El proyecto aprobado en la Cámara de Diputados en junio de 2026, busca prohibir “distorsiones gramaticales” y reinstalar el castellano normativo en la administración pública, con argumentos que aluden a la RAE y al uso del genérico masculino en todos los textos oficiales.
Sin embargo, esta discusión va más allá de las modificaciones lingüísticas. Las guías oficiales de lenguaje inclusivo en Chile, como las del Ministerio de las Culturas (2022), el Servicio Nacional del Patrimonio Cultural (2025) y universidades como la UBO (2026), enfatizan que el objetivo no es inventar palabras, sino visibilizar a todas las personas mediante recursos semánticos.
Dentro de las estrategias semánticas recomendadas se destaca: sustantivos colectivos como, la ciudadanía; términos genéricos, como el profesorado; el desdoblamiento moderado (todos y todas); pronombres neutros (cada persona, quien postule); y evitar símbolos impronunciables (@, x), privilegiando claridad y legibilidad.

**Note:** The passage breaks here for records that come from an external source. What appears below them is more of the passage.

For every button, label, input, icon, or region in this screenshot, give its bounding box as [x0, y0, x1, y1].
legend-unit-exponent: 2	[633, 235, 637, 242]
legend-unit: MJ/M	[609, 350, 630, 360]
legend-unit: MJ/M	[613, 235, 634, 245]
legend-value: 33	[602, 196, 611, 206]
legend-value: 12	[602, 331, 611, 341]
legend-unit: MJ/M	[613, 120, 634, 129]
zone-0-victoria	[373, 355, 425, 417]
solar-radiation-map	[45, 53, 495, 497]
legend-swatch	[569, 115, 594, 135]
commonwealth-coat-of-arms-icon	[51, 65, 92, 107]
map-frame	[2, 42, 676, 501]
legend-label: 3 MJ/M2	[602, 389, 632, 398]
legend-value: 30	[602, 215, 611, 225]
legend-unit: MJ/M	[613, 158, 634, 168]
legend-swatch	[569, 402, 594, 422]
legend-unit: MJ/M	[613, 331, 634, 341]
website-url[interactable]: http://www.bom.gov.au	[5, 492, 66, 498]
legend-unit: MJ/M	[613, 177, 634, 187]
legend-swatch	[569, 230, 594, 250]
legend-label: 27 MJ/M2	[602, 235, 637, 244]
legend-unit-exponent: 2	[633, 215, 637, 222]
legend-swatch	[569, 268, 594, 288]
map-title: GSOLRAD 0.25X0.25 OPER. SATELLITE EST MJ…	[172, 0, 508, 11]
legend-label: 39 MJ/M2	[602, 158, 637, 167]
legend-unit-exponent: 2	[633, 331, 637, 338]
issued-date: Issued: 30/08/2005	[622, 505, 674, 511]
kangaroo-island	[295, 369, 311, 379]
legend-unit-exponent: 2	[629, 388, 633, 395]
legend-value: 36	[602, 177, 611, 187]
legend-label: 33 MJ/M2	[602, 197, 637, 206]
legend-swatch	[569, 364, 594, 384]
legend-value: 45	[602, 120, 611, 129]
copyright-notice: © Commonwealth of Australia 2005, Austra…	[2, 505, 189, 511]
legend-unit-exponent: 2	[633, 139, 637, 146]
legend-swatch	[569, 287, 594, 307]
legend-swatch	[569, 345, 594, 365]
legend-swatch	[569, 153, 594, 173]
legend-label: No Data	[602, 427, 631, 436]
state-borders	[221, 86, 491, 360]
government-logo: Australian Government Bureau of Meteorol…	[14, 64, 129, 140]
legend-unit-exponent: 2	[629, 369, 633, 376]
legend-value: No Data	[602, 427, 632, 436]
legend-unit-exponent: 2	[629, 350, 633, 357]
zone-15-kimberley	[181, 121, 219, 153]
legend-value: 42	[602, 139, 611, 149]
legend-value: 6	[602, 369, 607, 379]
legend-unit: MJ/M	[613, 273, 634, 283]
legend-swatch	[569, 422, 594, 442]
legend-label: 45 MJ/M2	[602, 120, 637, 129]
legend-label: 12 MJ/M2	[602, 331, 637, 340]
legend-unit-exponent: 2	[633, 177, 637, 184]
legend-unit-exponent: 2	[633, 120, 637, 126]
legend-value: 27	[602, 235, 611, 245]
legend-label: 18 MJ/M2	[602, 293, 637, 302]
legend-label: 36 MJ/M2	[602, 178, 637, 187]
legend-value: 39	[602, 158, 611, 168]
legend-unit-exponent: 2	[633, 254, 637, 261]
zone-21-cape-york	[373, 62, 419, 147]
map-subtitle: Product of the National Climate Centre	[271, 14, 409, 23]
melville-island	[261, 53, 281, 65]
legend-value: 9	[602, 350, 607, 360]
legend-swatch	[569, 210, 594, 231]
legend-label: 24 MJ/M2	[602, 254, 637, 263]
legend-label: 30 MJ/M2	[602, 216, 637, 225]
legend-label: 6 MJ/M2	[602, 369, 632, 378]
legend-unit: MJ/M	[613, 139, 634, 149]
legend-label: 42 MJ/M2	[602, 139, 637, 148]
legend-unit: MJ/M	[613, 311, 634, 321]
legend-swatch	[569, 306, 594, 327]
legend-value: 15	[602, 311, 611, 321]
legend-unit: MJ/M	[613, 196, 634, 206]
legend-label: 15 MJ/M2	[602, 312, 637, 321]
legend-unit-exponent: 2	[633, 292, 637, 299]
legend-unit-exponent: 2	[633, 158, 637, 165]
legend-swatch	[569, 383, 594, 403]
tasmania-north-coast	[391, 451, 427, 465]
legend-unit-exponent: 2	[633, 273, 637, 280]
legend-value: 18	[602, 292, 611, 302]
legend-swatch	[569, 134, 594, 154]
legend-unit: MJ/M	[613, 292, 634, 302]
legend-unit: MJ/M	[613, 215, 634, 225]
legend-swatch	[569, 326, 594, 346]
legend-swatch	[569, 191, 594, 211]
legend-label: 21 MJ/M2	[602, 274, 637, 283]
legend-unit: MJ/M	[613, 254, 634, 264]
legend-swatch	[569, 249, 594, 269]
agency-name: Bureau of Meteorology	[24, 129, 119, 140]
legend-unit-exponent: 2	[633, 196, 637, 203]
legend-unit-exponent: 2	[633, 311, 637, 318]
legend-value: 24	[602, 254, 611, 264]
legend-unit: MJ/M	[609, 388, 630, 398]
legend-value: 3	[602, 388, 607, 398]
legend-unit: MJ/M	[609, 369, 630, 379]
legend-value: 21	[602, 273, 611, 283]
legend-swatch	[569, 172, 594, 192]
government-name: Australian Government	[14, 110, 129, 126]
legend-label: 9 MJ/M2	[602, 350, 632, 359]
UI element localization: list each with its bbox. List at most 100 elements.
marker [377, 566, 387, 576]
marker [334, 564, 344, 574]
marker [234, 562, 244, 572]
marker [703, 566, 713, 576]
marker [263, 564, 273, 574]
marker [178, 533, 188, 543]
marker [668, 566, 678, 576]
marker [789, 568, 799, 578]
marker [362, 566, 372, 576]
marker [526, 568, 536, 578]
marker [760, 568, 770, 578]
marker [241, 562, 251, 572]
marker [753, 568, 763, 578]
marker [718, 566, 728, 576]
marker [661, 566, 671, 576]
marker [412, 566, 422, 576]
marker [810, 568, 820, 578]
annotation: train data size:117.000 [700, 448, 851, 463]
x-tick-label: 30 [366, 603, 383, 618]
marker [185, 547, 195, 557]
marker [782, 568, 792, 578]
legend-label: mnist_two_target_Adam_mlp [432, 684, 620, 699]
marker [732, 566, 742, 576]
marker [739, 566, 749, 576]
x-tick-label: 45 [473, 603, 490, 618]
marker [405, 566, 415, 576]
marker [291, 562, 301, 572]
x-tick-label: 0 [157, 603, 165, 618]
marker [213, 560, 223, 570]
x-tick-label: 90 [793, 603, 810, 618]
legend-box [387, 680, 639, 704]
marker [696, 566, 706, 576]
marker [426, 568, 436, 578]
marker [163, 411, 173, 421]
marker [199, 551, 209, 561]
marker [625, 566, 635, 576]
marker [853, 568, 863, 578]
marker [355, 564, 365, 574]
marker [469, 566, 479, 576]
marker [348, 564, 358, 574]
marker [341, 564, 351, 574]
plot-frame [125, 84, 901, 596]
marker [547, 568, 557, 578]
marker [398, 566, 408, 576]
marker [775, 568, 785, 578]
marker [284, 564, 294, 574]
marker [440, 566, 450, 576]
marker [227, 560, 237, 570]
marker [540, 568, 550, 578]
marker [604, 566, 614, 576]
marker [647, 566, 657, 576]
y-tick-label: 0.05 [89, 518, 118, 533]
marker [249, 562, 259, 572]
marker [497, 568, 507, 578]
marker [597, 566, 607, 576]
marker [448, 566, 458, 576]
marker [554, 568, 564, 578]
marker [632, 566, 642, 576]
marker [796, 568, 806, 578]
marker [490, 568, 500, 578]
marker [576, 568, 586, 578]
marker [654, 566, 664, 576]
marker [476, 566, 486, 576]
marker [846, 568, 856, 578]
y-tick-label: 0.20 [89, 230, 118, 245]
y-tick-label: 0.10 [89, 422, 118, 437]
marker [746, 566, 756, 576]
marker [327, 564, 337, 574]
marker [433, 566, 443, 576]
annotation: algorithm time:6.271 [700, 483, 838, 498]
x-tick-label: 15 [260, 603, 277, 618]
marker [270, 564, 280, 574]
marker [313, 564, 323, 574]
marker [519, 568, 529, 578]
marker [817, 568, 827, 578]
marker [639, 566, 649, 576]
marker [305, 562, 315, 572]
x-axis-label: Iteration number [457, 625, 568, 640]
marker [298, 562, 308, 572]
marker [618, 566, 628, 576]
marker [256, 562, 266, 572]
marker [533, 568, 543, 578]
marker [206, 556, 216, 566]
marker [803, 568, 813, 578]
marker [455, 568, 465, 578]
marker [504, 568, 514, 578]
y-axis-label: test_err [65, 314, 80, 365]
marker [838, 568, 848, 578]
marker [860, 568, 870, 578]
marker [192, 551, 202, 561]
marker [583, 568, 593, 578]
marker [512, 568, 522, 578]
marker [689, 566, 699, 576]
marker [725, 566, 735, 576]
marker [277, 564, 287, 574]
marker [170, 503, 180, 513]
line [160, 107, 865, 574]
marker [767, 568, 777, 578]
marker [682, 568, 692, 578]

En el ámbito científico es importante considerar que históricamente las mujeres, personas trans o no binarias han estado invisibles y el lenguaje puede contribuir a reforzar las barreras estructurales que ya limitan su participación en claustros y proyectos.
Por esta razón el uso del lenguaje neutro o la decisión deliberada de usar estas estrategias recomendadas no es un capricho ideológico, sino una herramienta epistemológica que reconoce la pluralidad de sujetos que producen conocimiento, fortaleciendo la legitimidad institucional y alineando la comunicación con estándares internacionales de equidad y derechos humanos.
El debate sobre el lenguaje inclusivo no debería reducirse a la caricatura de palabras “deformadas”. Lo esencial es comprender que las palabras construyen realidades: nombrar es reconocer, y reconocer es incluir. En ciencia y educación, donde buscamos ampliar horizontes y derribar desigualdades, el lenguaje neutro es un acto de justicia simbólica y práctica. Como señaló una guía institucional: “El lenguaje es una herramienta poderosa para cambiar mentalidades y promover la igualdad”.
En tiempos donde se intenta retroceder, la academia tiene la responsabilidad de mantener la visibilidad de todas las personas en el discurso científico, porque sin ellas, el conocimiento queda incompleto.